Cloud-based accounting platform Xero (ASX:XRO)
has reported its net profit grew by almost 6 times to $18.4 million, according to the company’s FY21 results.
The digital bookkeeping firm has attributed the strong full-year performance to a record surge in its subscriber base in the second half of the fiscal year.
The New Zealand-based tech developer’s digital accounting products and services generated revenue of 786.6 million, representing an 18 per cent rise in annual income as compared to the previous fiscal year. Xero’s earnings also increased by a staggering 493 per cent from last year’s $3.1 million.
These encouraging figures indicate a strong rebound from the first half’s pandemic challenges, as the $20 billion accounting solutions provider attracted an extra 288,000 new users to its platforms in the second half. The firm’s highest ever rise in a six-month period lifted the total number of subscribers to 2.74 million
“The past year has brought home to many people in small business the need to understand in real-time their financial position and how it may change. The value and importance our customers place on their subscription and connection to the broader Xero community is increasing.

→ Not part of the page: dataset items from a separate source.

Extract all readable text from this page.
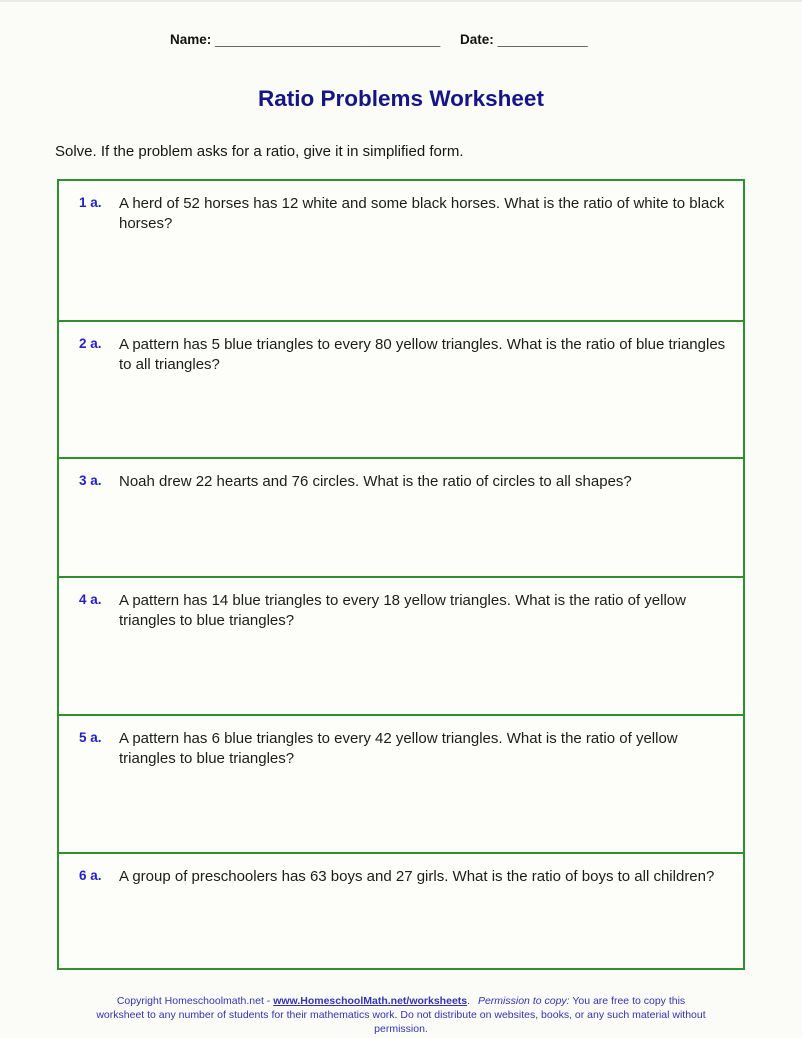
Name: ______________________________ Date: ____________
Ratio Problems Worksheet
Solve. If the problem asks for a ratio, give it in simplified form.
1 a.	A herd of 52 horses has 12 white and some black horses. What is the ratio of white to black horses?
2 a.	A pattern has 5 blue triangles to every 80 yellow triangles. What is the ratio of blue triangles to all triangles?
3 a.	Noah drew 22 hearts and 76 circles. What is the ratio of circles to all shapes?
4 a.	A pattern has 14 blue triangles to every 18 yellow triangles. What is the ratio of yellow triangles to blue triangles?
5 a.	A pattern has 6 blue triangles to every 42 yellow triangles. What is the ratio of yellow triangles to blue triangles?
6 a.	A group of preschoolers has 63 boys and 27 girls. What is the ratio of boys to all children?
Copyright Homeschoolmath.net - www.HomeschoolMath.net/worksheets. Permission to copy: You are free to copy this worksheet to any number of students for their mathematics work. Do not distribute on websites, books, or any such material without permission.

Xero’s CEO Steve Vamos reiterated that Xero attended to customer needs and consistently met the demands to overcome coronavirus-induced difficulties. The company’s strategic acquisitions of Planday, Tickstar and Waddle also contributed to revenue and subscriber growth. Xero has revealed its intention to enhance services provided to its core target market of small and medium enterprises, which make up 90 per cent of the company’s business users.
Xero said, “Looking ahead we believe small business will be a major driver of economic recovery in a post-pandemic world”, as these companies :represent a significant contribution to economic activity, jobs, and the community.”